On September 27, 2019, a purported securities class action lawsuit was filed against us and our former chief executive officer and former chief financial officer in the United States District Court in the Central District of Utah, alleging violations under Section 10(b), Rule 10b-5, Section 20(a), Section 20(A) of the Exchange Act. On October 8, 2019, October 17, 2019, October 31, 2019, and November 20, 2019, four similar lawsuits were filed in the same court also naming the Company and the above referenced former executives as defendants, bringing similar claims under the Exchange Act, and seeking similar relief. These cases were consolidated into a single lawsuit on December 19, 2019. No estimates of the possible losses or range of losses can be made at this time. We intend to vigorously defend this consolidated action.

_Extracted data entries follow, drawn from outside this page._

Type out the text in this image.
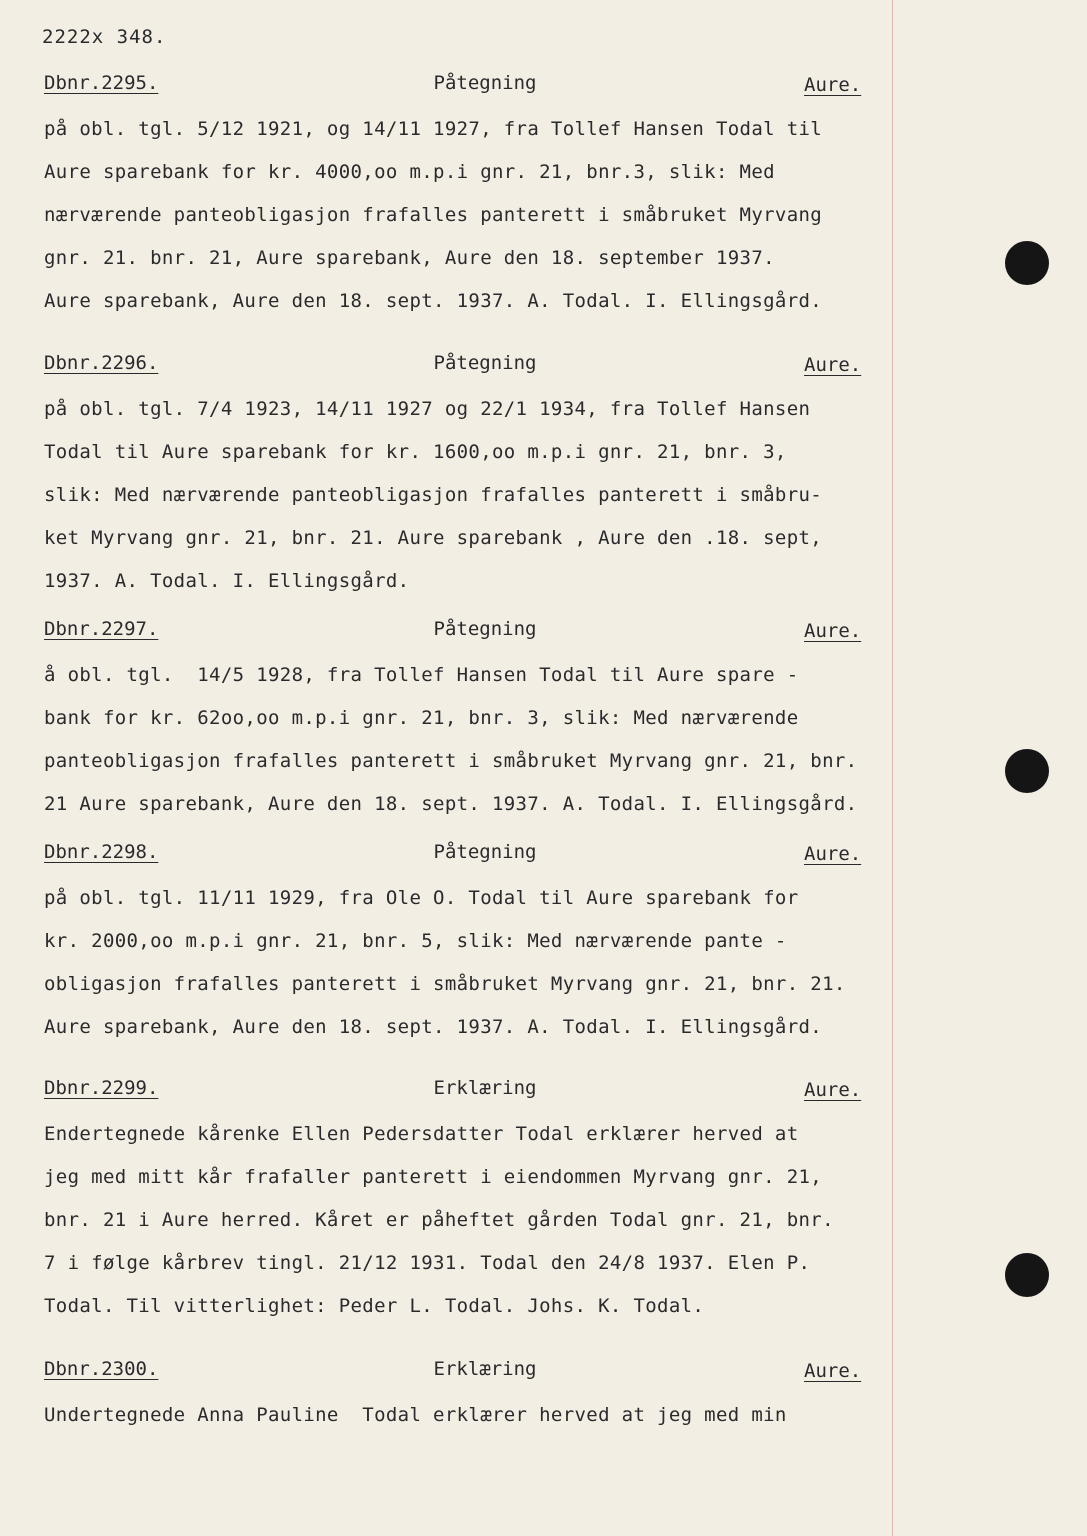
2222x 348.
Dbnr.2295.	Påtegning	Aure.
på obl. tgl. 5/12 1921, og 14/11 1927, fra Tollef Hansen Todal til
Aure sparebank for kr. 4000,oo m.p.i gnr. 21, bnr.3, slik: Med
nærværende panteobligasjon frafalles panterett i småbruket Myrvang
gnr. 21. bnr. 21, Aure sparebank, Aure den 18. september 1937.
Aure sparebank, Aure den 18. sept. 1937. A. Todal. I. Ellingsgård.
Dbnr.2296.	Påtegning	Aure.
på obl. tgl. 7/4 1923, 14/11 1927 og 22/1 1934, fra Tollef Hansen
Todal til Aure sparebank for kr. 1600,oo m.p.i gnr. 21, bnr. 3,
slik: Med nærværende panteobligasjon frafalles panterett i småbru-
ket Myrvang gnr. 21, bnr. 21. Aure sparebank , Aure den .18. sept,
1937. A. Todal. I. Ellingsgård.
Dbnr.2297.	Påtegning	Aure.
å obl. tgl.  14/5 1928, fra Tollef Hansen Todal til Aure spare -
bank for kr. 62oo,oo m.p.i gnr. 21, bnr. 3, slik: Med nærværende
panteobligasjon frafalles panterett i småbruket Myrvang gnr. 21, bnr.
21 Aure sparebank, Aure den 18. sept. 1937. A. Todal. I. Ellingsgård.
Dbnr.2298.	Påtegning	Aure.
på obl. tgl. 11/11 1929, fra Ole O. Todal til Aure sparebank for
kr. 2000,oo m.p.i gnr. 21, bnr. 5, slik: Med nærværende pante -
obligasjon frafalles panterett i småbruket Myrvang gnr. 21, bnr. 21.
Aure sparebank, Aure den 18. sept. 1937. A. Todal. I. Ellingsgård.
Dbnr.2299.	Erklæring	Aure.
Endertegnede kårenke Ellen Pedersdatter Todal erklærer herved at
jeg med mitt kår frafaller panterett i eiendommen Myrvang gnr. 21,
bnr. 21 i Aure herred. Kåret er påheftet gården Todal gnr. 21, bnr.
7 i følge kårbrev tingl. 21/12 1931. Todal den 24/8 1937. Elen P.
Todal. Til vitterlighet: Peder L. Todal. Johs. K. Todal.
Dbnr.2300.	Erklæring	Aure.
Undertegnede Anna Pauline  Todal erklærer herved at jeg med min
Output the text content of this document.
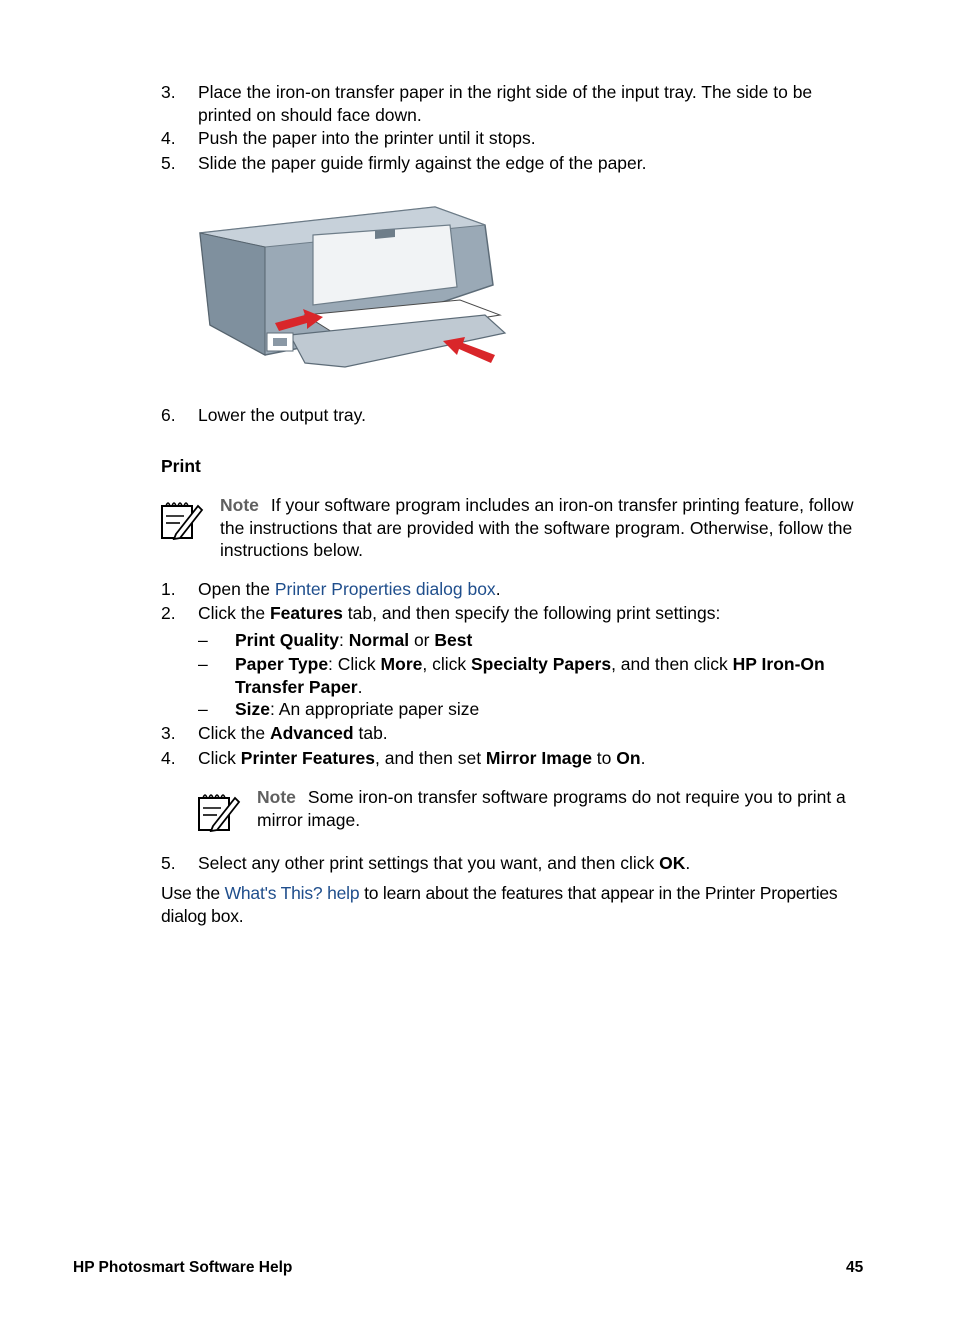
3.	Place the iron-on transfer paper in the right side of the input tray. The side to be printed on should face down.
4.	Push the paper into the printer until it stops.
5.	Slide the paper guide firmly against the edge of the paper.
6.	Lower the output tray.
Print
Note If your software program includes an iron-on transfer printing feature, follow the instructions that are provided with the software program. Otherwise, follow the instructions below.
1.	Open the Printer Properties dialog box.
2.	Click the Features tab, and then specify the following print settings:
–	Print Quality: Normal or Best
–	Paper Type: Click More, click Specialty Papers, and then click HP Iron-On Transfer Paper.
–	Size: An appropriate paper size
3.	Click the Advanced tab.
4.	Click Printer Features, and then set Mirror Image to On.
Note Some iron-on transfer software programs do not require you to print a mirror image.
5.	Select any other print settings that you want, and then click OK.
Use the What's This? help to learn about the features that appear in the Printer Properties dialog box.
HP Photosmart Software Help	45
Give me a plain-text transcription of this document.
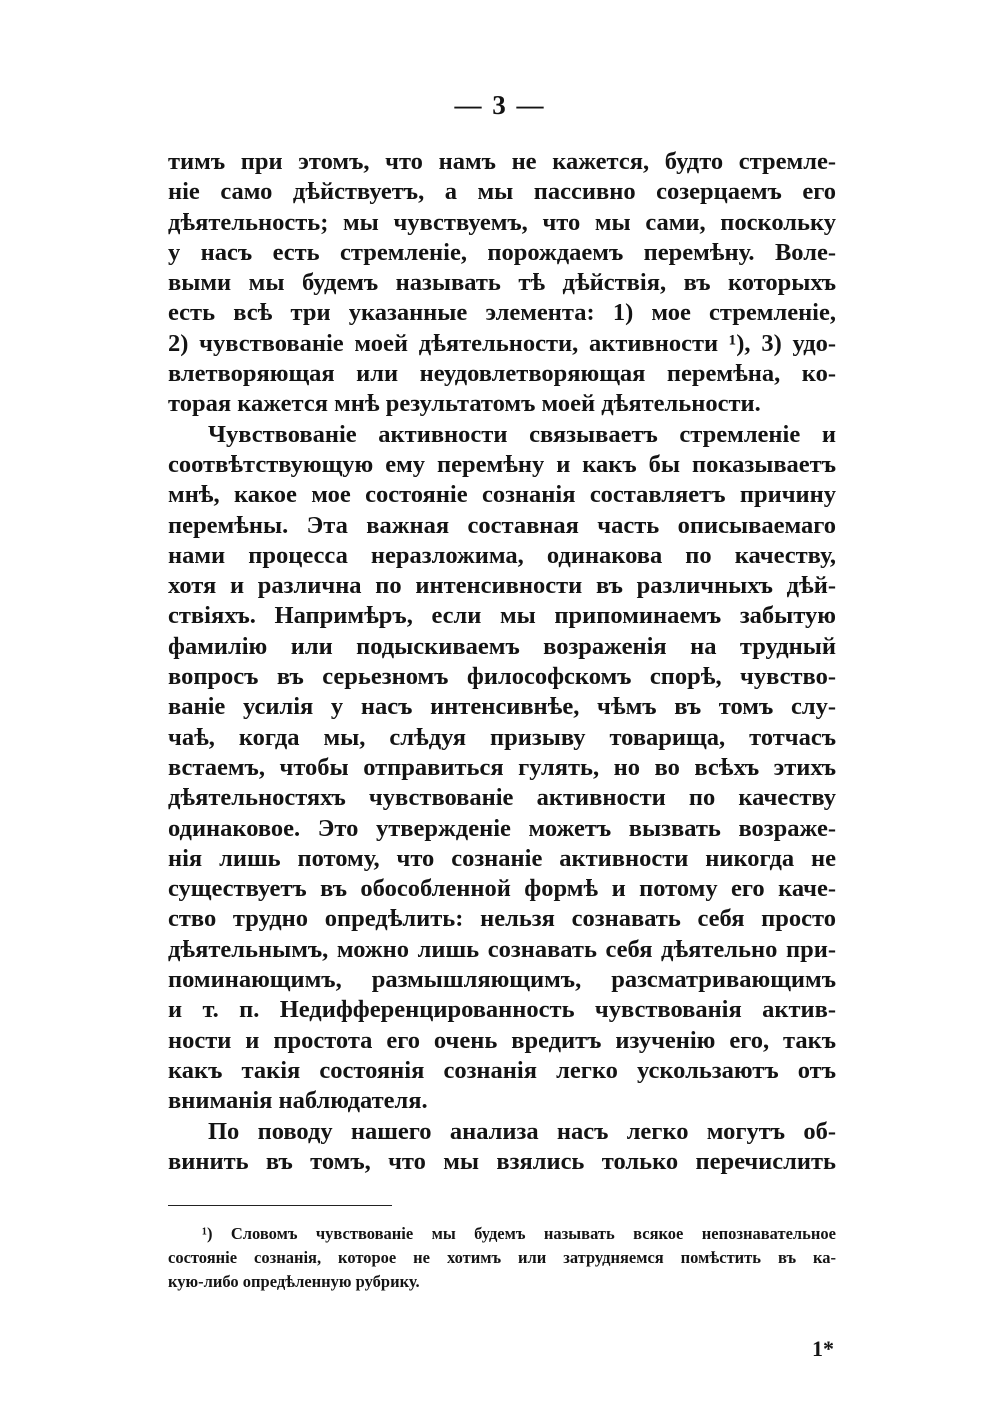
— 3 —
тимъ при этомъ, что намъ не кажется, будто стремле-
ніе само дѣйствуетъ, а мы пассивно созерцаемъ его
дѣятельность; мы чувствуемъ, что мы сами, поскольку
у насъ есть стремленіе, порождаемъ перемѣну. Воле-
выми мы будемъ называть тѣ дѣйствія, въ которыхъ
есть всѣ три указанные элемента: 1) мое стремленіе,
2) чувствованіе моей дѣятельности, активности ¹), 3) удо-
влетворяющая или неудовлетворяющая перемѣна, ко-
торая кажется мнѣ результатомъ моей дѣятельности.
Чувствованіе активности связываетъ стремленіе и
соотвѣтствующую ему перемѣну и какъ бы показываетъ
мнѣ, какое мое состояніе сознанія составляетъ причину
перемѣны. Эта важная составная часть описываемаго
нами процесса неразложима, одинакова по качеству,
хотя и различна по интенсивности въ различныхъ дѣй-
ствіяхъ. Напримѣръ, если мы припоминаемъ забытую
фамилію или подыскиваемъ возраженія на трудный
вопросъ въ серьезномъ философскомъ спорѣ, чувство-
ваніе усилія у насъ интенсивнѣе, чѣмъ въ томъ слу-
чаѣ, когда мы, слѣдуя призыву товарища, тотчасъ
встаемъ, чтобы отправиться гулять, но во всѣхъ этихъ
дѣятельностяхъ чувствованіе активности по качеству
одинаковое. Это утвержденіе можетъ вызвать возраже-
нія лишь потому, что сознаніе активности никогда не
существуетъ въ обособленной формѣ и потому его каче-
ство трудно опредѣлить: нельзя сознавать себя просто
дѣятельнымъ, можно лишь сознавать себя дѣятельно при-
поминающимъ, размышляющимъ, разсматривающимъ
и т. п. Недифференцированность чувствованія актив-
ности и простота его очень вредитъ изученію его, такъ
какъ такія состоянія сознанія легко ускользаютъ отъ
вниманія наблюдателя.
По поводу нашего анализа насъ легко могутъ об-
винить въ томъ, что мы взялись только перечислить
¹) Словомъ чувствованіе мы будемъ называть всякое непознавательное
состояніе сознанія, которое не хотимъ или затрудняемся помѣстить въ ка-
кую-либо опредѣленную рубрику.
1*
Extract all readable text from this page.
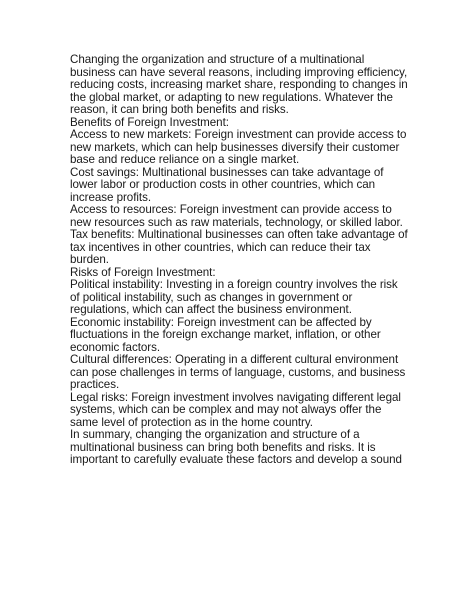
Changing the organization and structure of a multinational business can have several reasons, including improving efficiency, reducing costs, increasing market share, responding to changes in the global market, or adapting to new regulations. Whatever the reason, it can bring both benefits and risks.

Benefits of Foreign Investment:

Access to new markets: Foreign investment can provide access to new markets, which can help businesses diversify their customer base and reduce reliance on a single market.

Cost savings: Multinational businesses can take advantage of lower labor or production costs in other countries, which can increase profits.

Access to resources: Foreign investment can provide access to new resources such as raw materials, technology, or skilled labor.

Tax benefits: Multinational businesses can often take advantage of tax incentives in other countries, which can reduce their tax burden.

Risks of Foreign Investment:

Political instability: Investing in a foreign country involves the risk of political instability, such as changes in government or regulations, which can affect the business environment.

Economic instability: Foreign investment can be affected by fluctuations in the foreign exchange market, inflation, or other economic factors.

Cultural differences: Operating in a different cultural environment can pose challenges in terms of language, customs, and business practices.

Legal risks: Foreign investment involves navigating different legal systems, which can be complex and may not always offer the same level of protection as in the home country.

In summary, changing the organization and structure of a multinational business can bring both benefits and risks. It is important to carefully evaluate these factors and develop a sound
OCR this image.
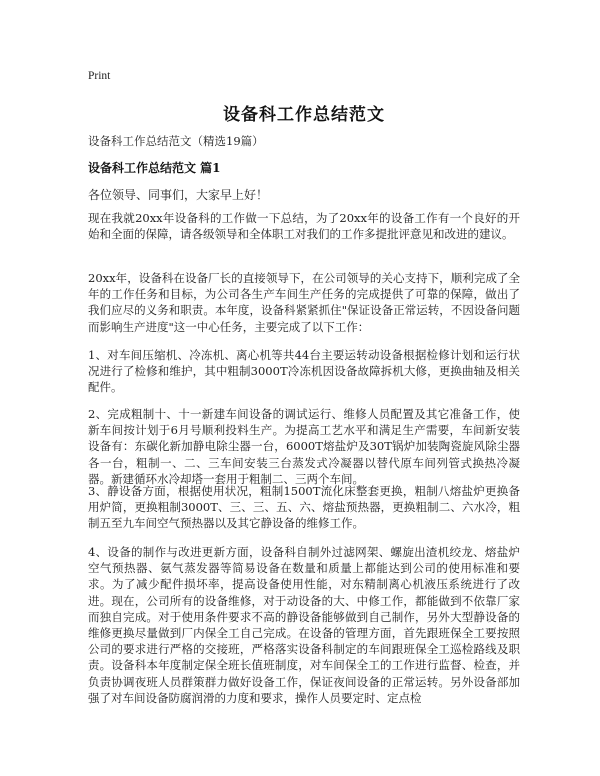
Print
设备科工作总结范文
设备科工作总结范文（精选19篇）
设备科工作总结范文 篇1
各位领导、同事们，大家早上好！

现在我就20xx年设备科的工作做一下总结，为了20xx年的设备工作有一个良好的开始和全面的保障，请各级领导和全体职工对我们的工作多提批评意见和改进的建议。

20xx年，设备科在设备厂长的直接领导下，在公司领导的关心支持下，顺利完成了全年的工作任务和目标，为公司各生产车间生产任务的完成提供了可靠的保障，做出了我们应尽的义务和职责。本年度，设备科紧紧抓住"保证设备正常运转，不因设备问题而影响生产进度"这一中心任务，主要完成了以下工作：

1、对车间压缩机、冷冻机、离心机等共44台主要运转动设备根据检修计划和运行状况进行了检修和维护，其中粗制3000T冷冻机因设备故障拆机大修，更换曲轴及相关配件。

2、完成粗制十、十一新建车间设备的调试运行、维修人员配置及其它准备工作，使新车间按计划于6月号顺利投料生产。为提高工艺水平和满足生产需要，车间新安装设备有：东碳化新加静电除尘器一台，6000T熔盐炉及30T锅炉加装陶瓷旋风除尘器各一台，粗制一、二、三车间安装三台蒸发式冷凝器以替代原车间列管式换热冷凝器。新建循环水冷却塔一套用于粗制二、三两个车间。

3、静设备方面，根据使用状况，粗制1500T流化床整套更换，粗制八熔盐炉更换备用炉简，更换粗制3000T、三、三、五、六、熔盐预热器，更换粗制二、六水冷，粗制五至九车间空气预热器以及其它静设备的维修工作。

4、设备的制作与改进更新方面，设备科自制外过滤网架、螺旋出渣机绞龙、熔盐炉空气预热器、氨气蒸发器等简易设备在数量和质量上都能达到公司的使用标准和要求。为了减少配件损坏率，提高设备使用性能，对东精制离心机液压系统进行了改进。现在，公司所有的设备维修，对于动设备的大、中修工作，都能做到不依靠厂家而独自完成。对于使用条件要求不高的静设备能够做到自己制作，另外大型静设备的维修更换尽量做到厂内保全工自己完成。在设备的管理方面，首先跟班保全工要按照公司的要求进行严格的交接班，严格落实设备科制定的车间跟班保全工巡检路线及职责。设备科本年度制定保全班长值班制度，对车间保全工的工作进行监督、检查，并负责协调夜班人员群策群力做好设备工作，保证夜间设备的正常运转。另外设备部加强了对车间设备防腐润滑的力度和要求，操作人员要定时、定点检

On November 22, 2019, a shareholder derivative suit was filed against us and certain past and present directors and officers of the Company in the United States District Court for the District of Delaware, with allegations that include: (i) breach of fiduciary duties, (ii) unjust enrichment, (iii) insider selling and misappropriation of the company's information, and (iv) contribution under Sections 10(b) and 21D of the Exchange Act. On December 17, 2019, a similar lawsuit was filed in the same court, naming the same defendants, bringing similar claims, and seeking similar relief. No estimates of the possible losses or range of losses can be made at this time. We intend to vigorously defend these actions.

We establish liabilities when a particular contingency is probable and estimable. At December 31, 2019 and 2018, we have accrued $9.6 million and $10.3 million, respectively, which are included in accrued liabilities in our consolidated balance sheets. It is reasonably possible that the actual losses may exceed our accrued liabilities.